Tecentriq works by blocking PD-L1, a protein on some cancer cells that helps keep the immune system from attacking them. By blocking PD-L1, Tecentriq boosts the immune response against the cancer cells. This can shrink some tumors or slow their growth. As part of the study, patients’ tumors were tested for the presence of the PD-L1 protein.

“This study shows that immunotherapy is active in the treatment of breast cancer particularly in a group of patients with PD-L1 positive disease,” said Dr. Otis Brawley, chief medical and scientific officer of the American Cancer Society.

The study measured both progression-free survival (how long after treatment starts that a patient lives without the tumor getting worse) and overall survival (how long after treatment starts that a patient lives).

Among all women in the trial, those who received both chemotherapy and Tecentriq had a progression-free survival of 7.2 months compared with 5.5 months for women who received chemotherapy alone. Among women whose tumors expressed the PD-L1 protein, those who received both chemotherapy and Tecentriq had a progression-free survival of 7.5 months compared with 5 months for women who received chemotherapy alone.

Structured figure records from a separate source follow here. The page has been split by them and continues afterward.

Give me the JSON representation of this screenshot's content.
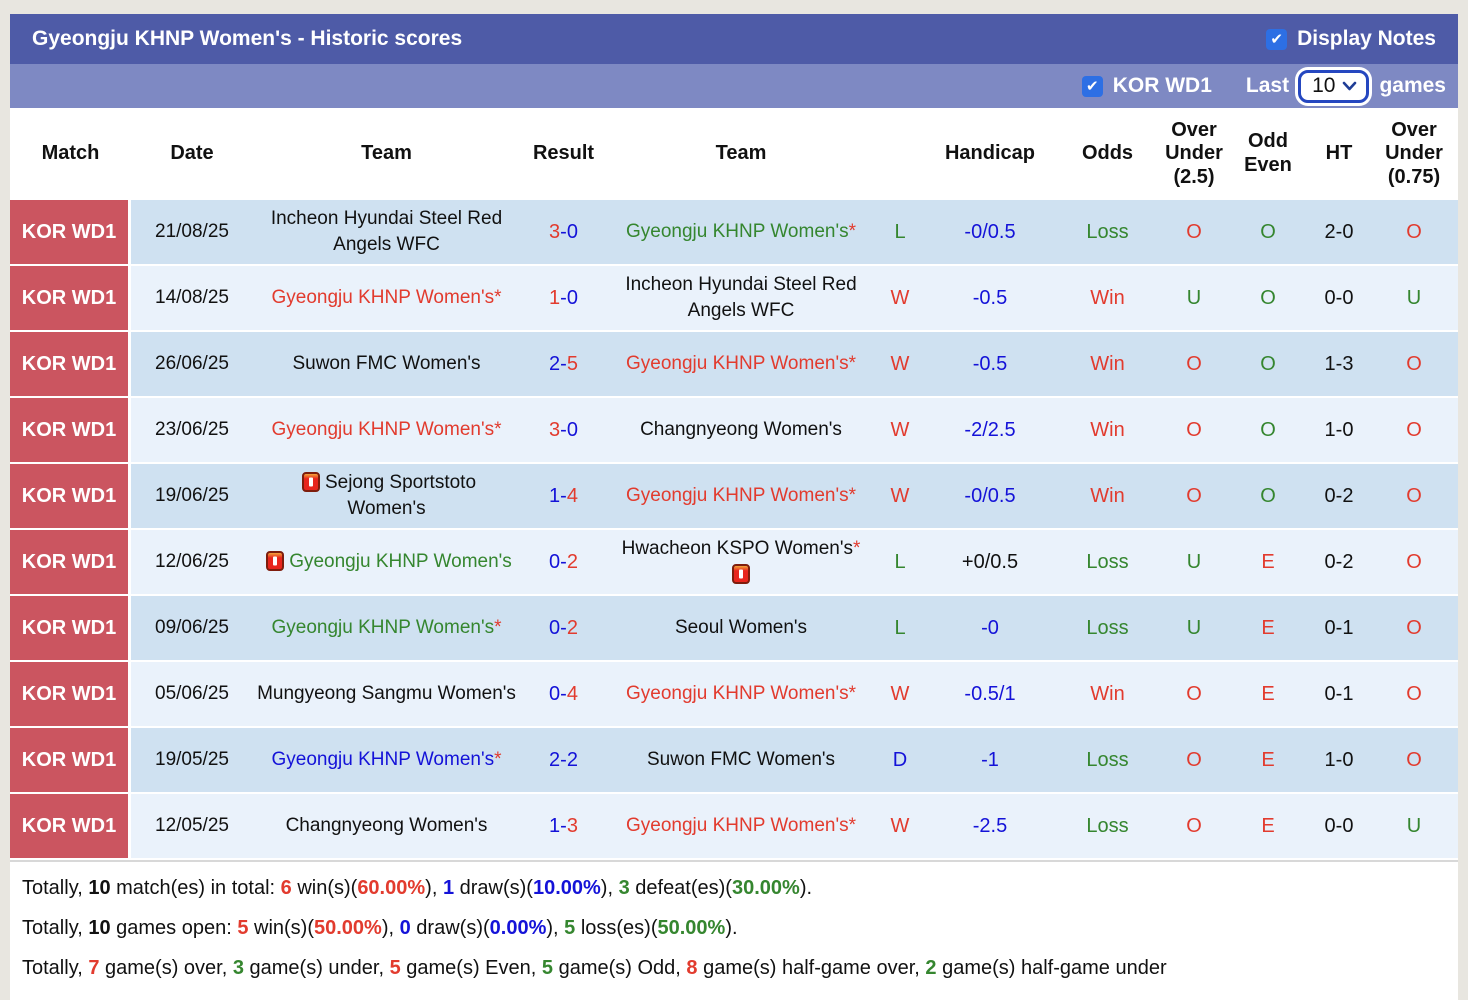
{
  "title_bar": {
    "title": "Gyeongju KHNP Women's - Historic scores",
    "display_notes_label": "Display Notes",
    "display_notes_checked": true
  },
  "filter_bar": {
    "league_label": "KOR WD1",
    "league_checked": true,
    "last_label": "Last",
    "games_count": "10",
    "games_label": "games"
  },
  "table": {
    "headers": {
      "match": "Match",
      "date": "Date",
      "team_home": "Team",
      "result": "Result",
      "team_away": "Team",
      "letter": "",
      "handicap": "Handicap",
      "odds": "Odds",
      "over_under_25": "Over\nUnder\n(2.5)",
      "odd_even": "Odd\nEven",
      "ht": "HT",
      "over_under_075": "Over\nUnder\n(0.75)"
    },
    "rows": [
      {
        "match": "KOR WD1",
        "date": "21/08/25",
        "home": {
          "name": "Incheon Hyundai Steel Red Angels WFC",
          "color": "black",
          "asterisk": false,
          "red_card": null
        },
        "result": {
          "home": "3",
          "away": "0",
          "home_color": "red",
          "away_color": "blue"
        },
        "away": {
          "name": "Gyeongju KHNP Women's",
          "color": "green",
          "asterisk": true,
          "red_card": null
        },
        "letter": {
          "text": "L",
          "color": "green"
        },
        "handicap": {
          "text": "-0/0.5",
          "color": "blue"
        },
        "odds": {
          "text": "Loss",
          "color": "green"
        },
        "over_under_25": {
          "text": "O",
          "color": "red"
        },
        "odd_even": {
          "text": "O",
          "color": "green"
        },
        "ht": "2-0",
        "over_under_075": {
          "text": "O",
          "color": "red"
        }
      },
      {
        "match": "KOR WD1",
        "date": "14/08/25",
        "home": {
          "name": "Gyeongju KHNP Women's",
          "color": "red",
          "asterisk": true,
          "red_card": null
        },
        "result": {
          "home": "1",
          "away": "0",
          "home_color": "red",
          "away_color": "blue"
        },
        "away": {
          "name": "Incheon Hyundai Steel Red Angels WFC",
          "color": "black",
          "asterisk": false,
          "red_card": null
        },
        "letter": {
          "text": "W",
          "color": "red"
        },
        "handicap": {
          "text": "-0.5",
          "color": "blue"
        },
        "odds": {
          "text": "Win",
          "color": "red"
        },
        "over_under_25": {
          "text": "U",
          "color": "green"
        },
        "odd_even": {
          "text": "O",
          "color": "green"
        },
        "ht": "0-0",
        "over_under_075": {
          "text": "U",
          "color": "green"
        }
      },
      {
        "match": "KOR WD1",
        "date": "26/06/25",
        "home": {
          "name": "Suwon FMC Women's",
          "color": "black",
          "asterisk": false,
          "red_card": null
        },
        "result": {
          "home": "2",
          "away": "5",
          "home_color": "blue",
          "away_color": "red"
        },
        "away": {
          "name": "Gyeongju KHNP Women's",
          "color": "red",
          "asterisk": true,
          "red_card": null
        },
        "letter": {
          "text": "W",
          "color": "red"
        },
        "handicap": {
          "text": "-0.5",
          "color": "blue"
        },
        "odds": {
          "text": "Win",
          "color": "red"
        },
        "over_under_25": {
          "text": "O",
          "color": "red"
        },
        "odd_even": {
          "text": "O",
          "color": "green"
        },
        "ht": "1-3",
        "over_under_075": {
          "text": "O",
          "color": "red"
        }
      },
      {
        "match": "KOR WD1",
        "date": "23/06/25",
        "home": {
          "name": "Gyeongju KHNP Women's",
          "color": "red",
          "asterisk": true,
          "red_card": null
        },
        "result": {
          "home": "3",
          "away": "0",
          "home_color": "red",
          "away_color": "blue"
        },
        "away": {
          "name": "Changnyeong Women's",
          "color": "black",
          "asterisk": false,
          "red_card": null
        },
        "letter": {
          "text": "W",
          "color": "red"
        },
        "handicap": {
          "text": "-2/2.5",
          "color": "blue"
        },
        "odds": {
          "text": "Win",
          "color": "red"
        },
        "over_under_25": {
          "text": "O",
          "color": "red"
        },
        "odd_even": {
          "text": "O",
          "color": "green"
        },
        "ht": "1-0",
        "over_under_075": {
          "text": "O",
          "color": "red"
        }
      },
      {
        "match": "KOR WD1",
        "date": "19/06/25",
        "home": {
          "name": "Sejong Sportstoto Women's",
          "color": "black",
          "asterisk": false,
          "red_card": "before"
        },
        "result": {
          "home": "1",
          "away": "4",
          "home_color": "blue",
          "away_color": "red"
        },
        "away": {
          "name": "Gyeongju KHNP Women's",
          "color": "red",
          "asterisk": true,
          "red_card": null
        },
        "letter": {
          "text": "W",
          "color": "red"
        },
        "handicap": {
          "text": "-0/0.5",
          "color": "blue"
        },
        "odds": {
          "text": "Win",
          "color": "red"
        },
        "over_under_25": {
          "text": "O",
          "color": "red"
        },
        "odd_even": {
          "text": "O",
          "color": "green"
        },
        "ht": "0-2",
        "over_under_075": {
          "text": "O",
          "color": "red"
        }
      },
      {
        "match": "KOR WD1",
        "date": "12/06/25",
        "home": {
          "name": "Gyeongju KHNP Women's",
          "color": "green",
          "asterisk": false,
          "red_card": "before"
        },
        "result": {
          "home": "0",
          "away": "2",
          "home_color": "blue",
          "away_color": "red"
        },
        "away": {
          "name": "Hwacheon KSPO Women's",
          "color": "black",
          "asterisk": true,
          "red_card": "after"
        },
        "letter": {
          "text": "L",
          "color": "green"
        },
        "handicap": {
          "text": "+0/0.5",
          "color": "black"
        },
        "odds": {
          "text": "Loss",
          "color": "green"
        },
        "over_under_25": {
          "text": "U",
          "color": "green"
        },
        "odd_even": {
          "text": "E",
          "color": "red"
        },
        "ht": "0-2",
        "over_under_075": {
          "text": "O",
          "color": "red"
        }
      },
      {
        "match": "KOR WD1",
        "date": "09/06/25",
        "home": {
          "name": "Gyeongju KHNP Women's",
          "color": "green",
          "asterisk": true,
          "red_card": null
        },
        "result": {
          "home": "0",
          "away": "2",
          "home_color": "blue",
          "away_color": "red"
        },
        "away": {
          "name": "Seoul Women's",
          "color": "black",
          "asterisk": false,
          "red_card": null
        },
        "letter": {
          "text": "L",
          "color": "green"
        },
        "handicap": {
          "text": "-0",
          "color": "blue"
        },
        "odds": {
          "text": "Loss",
          "color": "green"
        },
        "over_under_25": {
          "text": "U",
          "color": "green"
        },
        "odd_even": {
          "text": "E",
          "color": "red"
        },
        "ht": "0-1",
        "over_under_075": {
          "text": "O",
          "color": "red"
        }
      },
      {
        "match": "KOR WD1",
        "date": "05/06/25",
        "home": {
          "name": "Mungyeong Sangmu Women's",
          "color": "black",
          "asterisk": false,
          "red_card": null
        },
        "result": {
          "home": "0",
          "away": "4",
          "home_color": "blue",
          "away_color": "red"
        },
        "away": {
          "name": "Gyeongju KHNP Women's",
          "color": "red",
          "asterisk": true,
          "red_card": null
        },
        "letter": {
          "text": "W",
          "color": "red"
        },
        "handicap": {
          "text": "-0.5/1",
          "color": "blue"
        },
        "odds": {
          "text": "Win",
          "color": "red"
        },
        "over_under_25": {
          "text": "O",
          "color": "red"
        },
        "odd_even": {
          "text": "E",
          "color": "red"
        },
        "ht": "0-1",
        "over_under_075": {
          "text": "O",
          "color": "red"
        }
      },
      {
        "match": "KOR WD1",
        "date": "19/05/25",
        "home": {
          "name": "Gyeongju KHNP Women's",
          "color": "blue",
          "asterisk": true,
          "red_card": null
        },
        "result": {
          "home": "2",
          "away": "2",
          "home_color": "blue",
          "away_color": "blue"
        },
        "away": {
          "name": "Suwon FMC Women's",
          "color": "black",
          "asterisk": false,
          "red_card": null
        },
        "letter": {
          "text": "D",
          "color": "blue"
        },
        "handicap": {
          "text": "-1",
          "color": "blue"
        },
        "odds": {
          "text": "Loss",
          "color": "green"
        },
        "over_under_25": {
          "text": "O",
          "color": "red"
        },
        "odd_even": {
          "text": "E",
          "color": "red"
        },
        "ht": "1-0",
        "over_under_075": {
          "text": "O",
          "color": "red"
        }
      },
      {
        "match": "KOR WD1",
        "date": "12/05/25",
        "home": {
          "name": "Changnyeong Women's",
          "color": "black",
          "asterisk": false,
          "red_card": null
        },
        "result": {
          "home": "1",
          "away": "3",
          "home_color": "blue",
          "away_color": "red"
        },
        "away": {
          "name": "Gyeongju KHNP Women's",
          "color": "red",
          "asterisk": true,
          "red_card": null
        },
        "letter": {
          "text": "W",
          "color": "red"
        },
        "handicap": {
          "text": "-2.5",
          "color": "blue"
        },
        "odds": {
          "text": "Loss",
          "color": "green"
        },
        "over_under_25": {
          "text": "O",
          "color": "red"
        },
        "odd_even": {
          "text": "E",
          "color": "red"
        },
        "ht": "0-0",
        "over_under_075": {
          "text": "U",
          "color": "green"
        }
      }
    ]
  },
  "summary": {
    "lines": [
      [
        {
          "t": "Totally, "
        },
        {
          "t": "10",
          "b": true
        },
        {
          "t": " match(es) in total: "
        },
        {
          "t": "6",
          "c": "red",
          "b": true
        },
        {
          "t": " win(s)("
        },
        {
          "t": "60.00%",
          "c": "red",
          "b": true
        },
        {
          "t": "), "
        },
        {
          "t": "1",
          "c": "blue",
          "b": true
        },
        {
          "t": " draw(s)("
        },
        {
          "t": "10.00%",
          "c": "blue",
          "b": true
        },
        {
          "t": "), "
        },
        {
          "t": "3",
          "c": "green",
          "b": true
        },
        {
          "t": " defeat(es)("
        },
        {
          "t": "30.00%",
          "c": "green",
          "b": true
        },
        {
          "t": ")."
        }
      ],
      [
        {
          "t": "Totally, "
        },
        {
          "t": "10",
          "b": true
        },
        {
          "t": " games open: "
        },
        {
          "t": "5",
          "c": "red",
          "b": true
        },
        {
          "t": " win(s)("
        },
        {
          "t": "50.00%",
          "c": "red",
          "b": true
        },
        {
          "t": "), "
        },
        {
          "t": "0",
          "c": "blue",
          "b": true
        },
        {
          "t": " draw(s)("
        },
        {
          "t": "0.00%",
          "c": "blue",
          "b": true
        },
        {
          "t": "), "
        },
        {
          "t": "5",
          "c": "green",
          "b": true
        },
        {
          "t": " loss(es)("
        },
        {
          "t": "50.00%",
          "c": "green",
          "b": true
        },
        {
          "t": ")."
        }
      ],
      [
        {
          "t": "Totally, "
        },
        {
          "t": "7",
          "c": "red",
          "b": true
        },
        {
          "t": " game(s) over, "
        },
        {
          "t": "3",
          "c": "green",
          "b": true
        },
        {
          "t": " game(s) under, "
        },
        {
          "t": "5",
          "c": "red",
          "b": true
        },
        {
          "t": " game(s) Even, "
        },
        {
          "t": "5",
          "c": "green",
          "b": true
        },
        {
          "t": " game(s) Odd, "
        },
        {
          "t": "8",
          "c": "red",
          "b": true
        },
        {
          "t": " game(s) half-game over, "
        },
        {
          "t": "2",
          "c": "green",
          "b": true
        },
        {
          "t": " game(s) half-game under"
        }
      ]
    ]
  },
  "icons": {
    "checkmark": "checkmark-icon",
    "chevron_down": "chevron-down-icon",
    "red_card": "red-card-icon"
  },
  "colors": {
    "accent_red": "#e23b2e",
    "accent_green": "#35862f",
    "accent_blue": "#1412d8",
    "text_black": "#111111",
    "title_bar_bg": "#4e5ba7",
    "filter_bar_bg": "#7e89c3",
    "match_cell_bg": "#cb5560",
    "row_dark_bg": "#cfe1f1",
    "row_light_bg": "#eaf2fb",
    "checkbox_blue": "#2d6fe4",
    "select_border": "#2547c0",
    "page_bg": "#e8e6e0",
    "panel_bg": "#ffffff"
  }
}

Overall survival was 21.3 months in the combination treatment group compared with 17.6 months for women treated with chemotherapy alone. Among women who expressed PD-L1 on their tumors, overall survival was 25 months compared with 15.5 months for those who received chemotherapy alone.

“We need drugs with a better response in breast cancer,” said Brawley. “Even a 10-month response in patients with PD-L1 positive triple-negative breast cancer is dissatisfying but important.” He adds the results of this study justify further study to determine which patients may benefit the most and why. “How to get a better response is an important question.”

The trial was funded by F. Hoffmann-La Roche/Genentech, which markets Tecentriq.